Glasgow-based fashion blogger Sheri Scott was widely criticized after posting a photo of herself donning a number of tagged designer brands along with a caption accusing the media of neglecting the fires, Scottish news outlets reported. This kind of sanctimonious scolding — shaming others for their apparent ignorance, silence or inaction surrounding a crisis — has become a sort of trend on social media and a way to effectively pat oneself on the back while getting likes for speaking out.

“The Amazon Rainforest has been burning for 3 weeks straight and we’re only finding out about it now. Even #SaveSpidermanFromSony has been reported more by the media than #PrayforAmazonia and it’s absolutely shameful,” read Scott’s post, which included the hashtags #OutfitIdeas and #OrangeHair. “The world is pretty f**ked up right now and we all need to do what we can to make it right.” (Scott later edited her caption, apologizing for the “tone deaf” hashtags, then removed the post altogether.)

Searching the hashtag #PrayForAmazonia on Instagram yields a collection of informative rainforest-related posts interspersed with pouty selfies, woodland photoshoots and a jarring number of wildfire-inspired makeup looks (with the cosmetic products prominently tagged). Adding a popular hashtag to a post — even if it’s unrelated to the content itself — can increase the post’s likelihood of being featured in Instagram’s public “Explore Tab,” which means increased exposure and ultimately, more likes. Influencers know this well.

Instagram users use the hashtag #PrayForAmazonia to promote themselves and various brands.



Instagram users use the hashtag #PrayForAmazonia to promote themselves and various brands.

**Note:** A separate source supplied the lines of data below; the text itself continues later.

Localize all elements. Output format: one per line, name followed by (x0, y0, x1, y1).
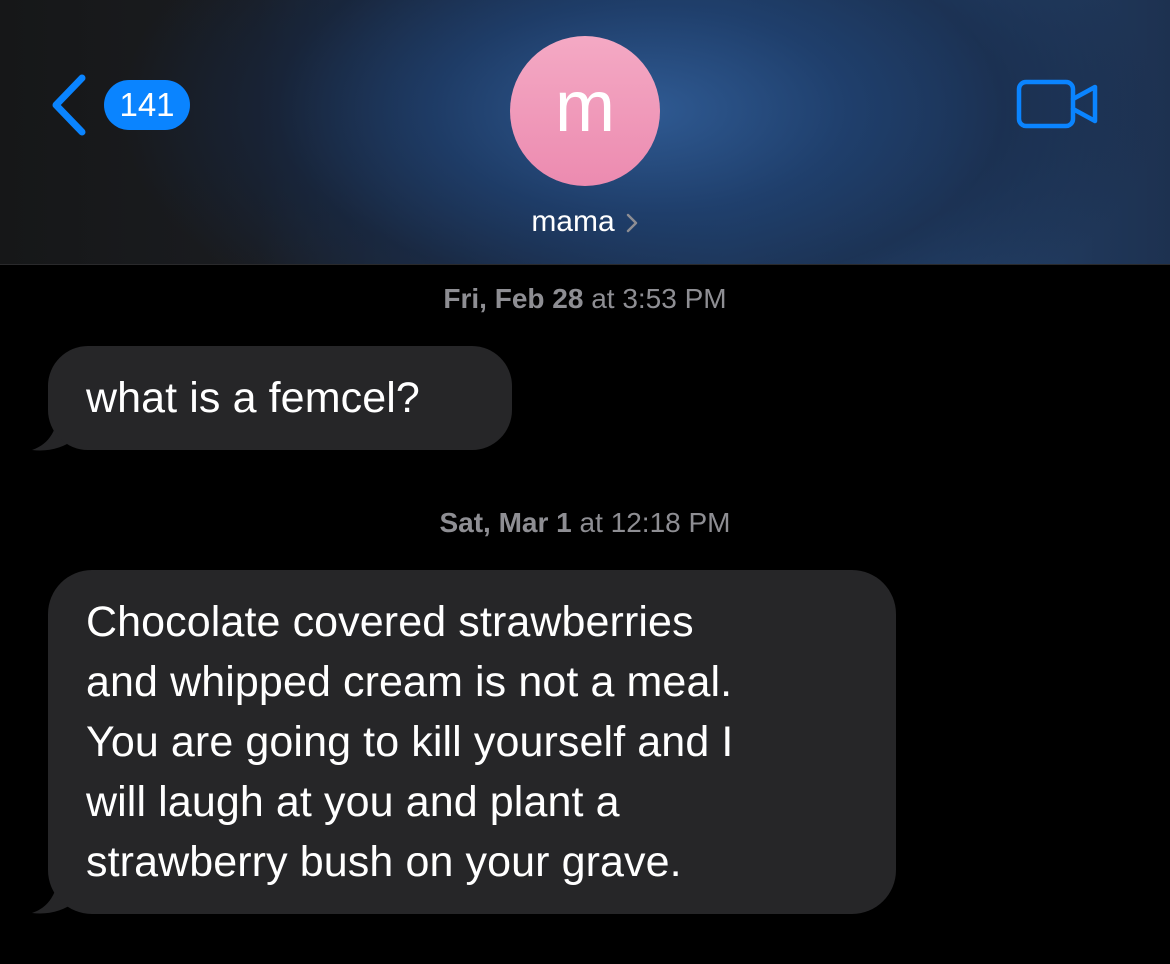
conversation-header: 141 m mama (0, 0, 1170, 265)
message-timestamp: Fri, Feb 28 at 3:53 PM (0, 281, 1170, 317)
contact-name-button[interactable]: mama (0, 200, 1170, 244)
chevron-right-icon (626, 213, 637, 233)
message-text: Chocolate covered strawberries and whipp… (86, 598, 734, 886)
message-bubble-incoming[interactable]: Chocolate covered strawberries and whipp… (48, 570, 896, 914)
timestamp-day: Fri, Feb 28 (443, 283, 584, 314)
timestamp-time: at 12:18 PM (579, 507, 731, 538)
contact-avatar[interactable]: m (510, 36, 660, 186)
message-text: what is a femcel? (86, 374, 420, 422)
message-bubble-incoming[interactable]: what is a femcel? (48, 346, 512, 450)
avatar-initial: m (555, 67, 615, 147)
chevron-left-icon (52, 74, 86, 136)
back-button[interactable]: 141 (46, 72, 206, 138)
message-timestamp: Sat, Mar 1 at 12:18 PM (0, 505, 1170, 541)
video-camera-icon[interactable] (1016, 78, 1100, 130)
messages-screen: 141 m mama Fri, Feb 28 at 3:53 PM what i… (0, 0, 1170, 964)
timestamp-time: at 3:53 PM (591, 283, 727, 314)
contact-name: mama (531, 205, 615, 238)
timestamp-day: Sat, Mar 1 (439, 507, 572, 538)
unread-count-badge: 141 (104, 80, 190, 130)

We’ve seen these kinds of things before.

After the release of HBO’s drama miniseries “Chernobyl” in May, Instagram models showed up in Pripyat to take broody portraits at the site of the city’s catastrophic nuclear disaster. In June, Instagram accounts racked up massive followings by making empty promises to deliver meals to starving children in crisis-torn Sudan. And in July, when a 17-year-old girl’s gruesome murder went viral on social media, grifters swiftly flooded her Instagram profile with comments feigning sympathy while promising to share the (nonexistent) video of her killing in exchange for follows and likes.

An Instagram scammer tries to capitalize on the murder of a teenage girl.



An Instagram scammer tries to capitalize on the murder of a teenage girl.

On Instagram, no tragedy is too dire to exploit. And if it’s possible to spin a crisis into dollars or followers on the platform, scammers will find a way to do it.

This story has been updated with comment from GoFundMe.